Low rate of nonrelapse mortality in under-4-year-olds with ALL given chemotherapeutic conditioning for HSCT: a phase 3 FORUM study

Allogeneic hematopoietic stem cell transplantation (HSCT) is highly effective for treating pediatric high-risk or relapsed acute lymphoblastic leukemia (ALL). In young children, total body irradiation (TBI) is associated with severe late sequelae. In the FORUM study (NCT01949129), we assessed safety, event-free survival (EFS), and overall survival (OS) of two TBI-free conditioning regimens in children with ALL <4 years old. Patients received fludarabine (Flu), thiotepa (Thio), and either busulfan (Bu) or treosulfan (Treo) before HSCT. From 2013 to 2021, 191 children were transplanted and observed for ≥6 months (median follow-up: 3 years). 3-year OS was 0.63 (95% confidence interval [95% CI]: 0.52-0.72) and 0.76 (95% CI: 0.64-0.84) for Flu/Thio/Bu and Flu/Thio/Treo (p = 0.075), respectively. 3-year EFS was 0.52 (95% CI: 0.41-0.61) and 0.51 (95% CI: 0.39-0.62), respectively (p = 0.794).
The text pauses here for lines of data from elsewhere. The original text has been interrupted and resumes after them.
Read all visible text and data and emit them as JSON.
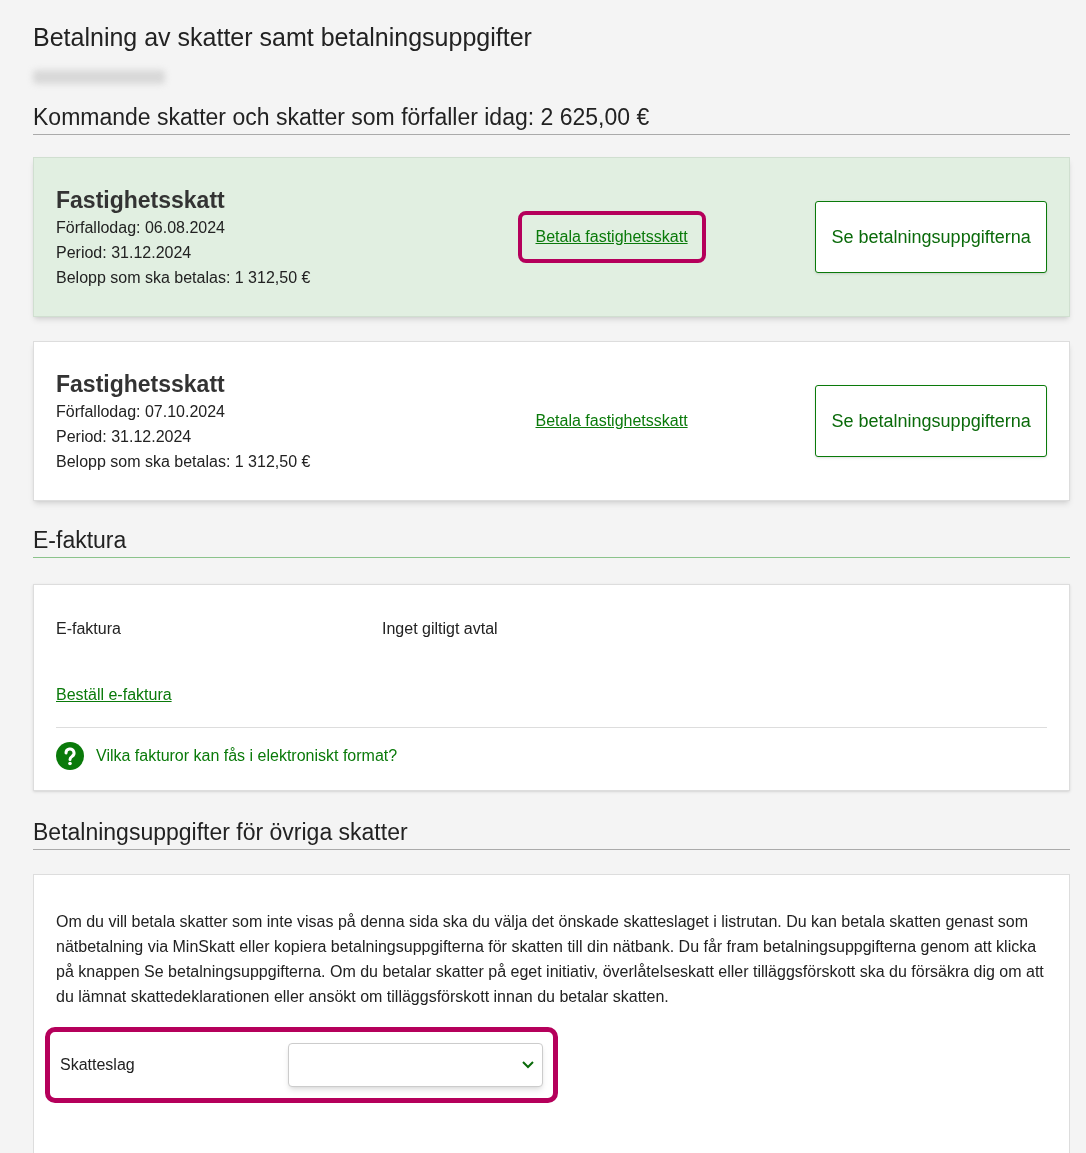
{
  "page_title": "Betalning av skatter samt betalningsuppgifter",
  "upcoming": {
    "heading": "Kommande skatter och skatter som förfaller idag: 2 625,00 €",
    "taxes": [
      {
        "title": "Fastighetsskatt",
        "due": "Förfallodag: 06.08.2024",
        "period": "Period: 31.12.2024",
        "amount": "Belopp som ska betalas: 1 312,50 €",
        "pay_link": "Betala fastighetsskatt",
        "details_button": "Se betalningsuppgifterna",
        "selected": true,
        "link_annotated": true
      },
      {
        "title": "Fastighetsskatt",
        "due": "Förfallodag: 07.10.2024",
        "period": "Period: 31.12.2024",
        "amount": "Belopp som ska betalas: 1 312,50 €",
        "pay_link": "Betala fastighetsskatt",
        "details_button": "Se betalningsuppgifterna",
        "selected": false,
        "link_annotated": false
      }
    ]
  },
  "efaktura": {
    "heading": "E-faktura",
    "label": "E-faktura",
    "value": "Inget giltigt avtal",
    "order_link": "Beställ e-faktura",
    "help_link": "Vilka fakturor kan fås i elektroniskt format?"
  },
  "other_taxes": {
    "heading": "Betalningsuppgifter för övriga skatter",
    "intro": "Om du vill betala skatter som inte visas på denna sida ska du välja det önskade skatteslaget i listrutan. Du kan betala skatten genast som nätbetalning via MinSkatt eller kopiera betalningsuppgifterna för skatten till din nätbank. Du får fram betalningsuppgifterna genom att klicka på knappen Se betalningsuppgifterna. Om du betalar skatter på eget initiativ, överlåtelseskatt eller tilläggsförskott ska du försäkra dig om att du lämnat skattedeklarationen eller ansökt om tilläggsförskott innan du betalar skatten.",
    "select_label": "Skatteslag",
    "select_annotated": true
  }
}
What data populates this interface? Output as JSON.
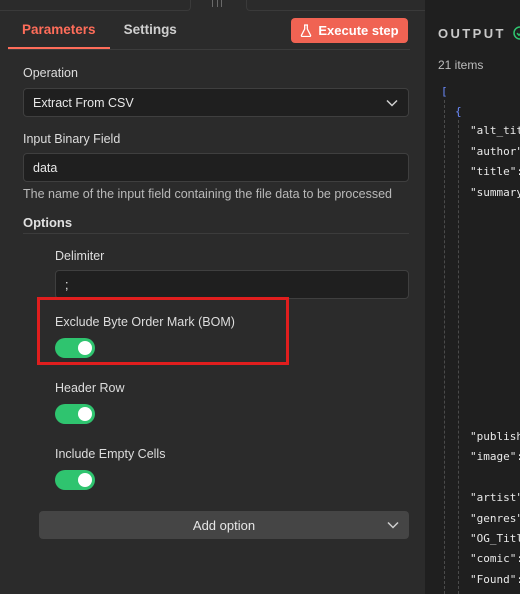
{
  "tabs": [
    {
      "label": "Parameters",
      "active": true
    },
    {
      "label": "Settings",
      "active": false
    }
  ],
  "execute_button": {
    "label": "Execute step",
    "icon": "flask-icon"
  },
  "operation": {
    "label": "Operation",
    "value": "Extract From CSV"
  },
  "input_binary_field": {
    "label": "Input Binary Field",
    "value": "data",
    "hint": "The name of the input field containing the file data to be processed"
  },
  "options": {
    "title": "Options",
    "delimiter": {
      "label": "Delimiter",
      "value": ";"
    },
    "exclude_bom": {
      "label": "Exclude Byte Order Mark (BOM)",
      "on": true
    },
    "header_row": {
      "label": "Header Row",
      "on": true
    },
    "include_empty_cells": {
      "label": "Include Empty Cells",
      "on": true
    },
    "add_option_label": "Add option"
  },
  "output": {
    "title": "OUTPUT",
    "items_count": "21 items",
    "json_open_bracket": "[",
    "json_open_brace": "{",
    "keys": [
      "\"alt_tit",
      "\"author\"",
      "\"title\":",
      "\"summary",
      "\"publish",
      "\"image\":",
      "\"artist\"",
      "\"genres\"",
      "\"OG_Titl",
      "\"comic\":",
      "\"Found\":"
    ]
  },
  "colors": {
    "accent": "#ff6d5a",
    "execute_bg": "#f06353",
    "toggle_on": "#2fc46f",
    "highlight_border": "#e01e1e",
    "json_bracket": "#6c8cff",
    "success_check": "#2fc46f"
  }
}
Cumulative incidence of non-relapse mortality (NRM) and relapse at 3 years were 0.06 (95% CI: 0.02-0.12) versus 0.03 (95% CI: <0.01-0.09) (p = 0.406) and 0.42 (95% CI: 0.31-0.52) versus 0.45 (95% CI: 0.34-0.56) (p = 0.920), respectively. Grade >1 acute graft-versus-host disease (GvHD) occurred in 29% of patients receiving Flu/Thio/Bu and 17% receiving Flu/Thio/Treo (p = 0.049), while grade 3-4 occurred in 10% and 9% (p = 0.813). 3-year incidence of chronic GvHD was 0.07 (95% CI: 0.03-0.13) versus 0.05 (95% CI: 0.02-0.11), respectively (p = 0.518). In conclusion, both chemo-conditioning regimens were well tolerated and NRM was low. However, relapse was the major cause of treatment failure.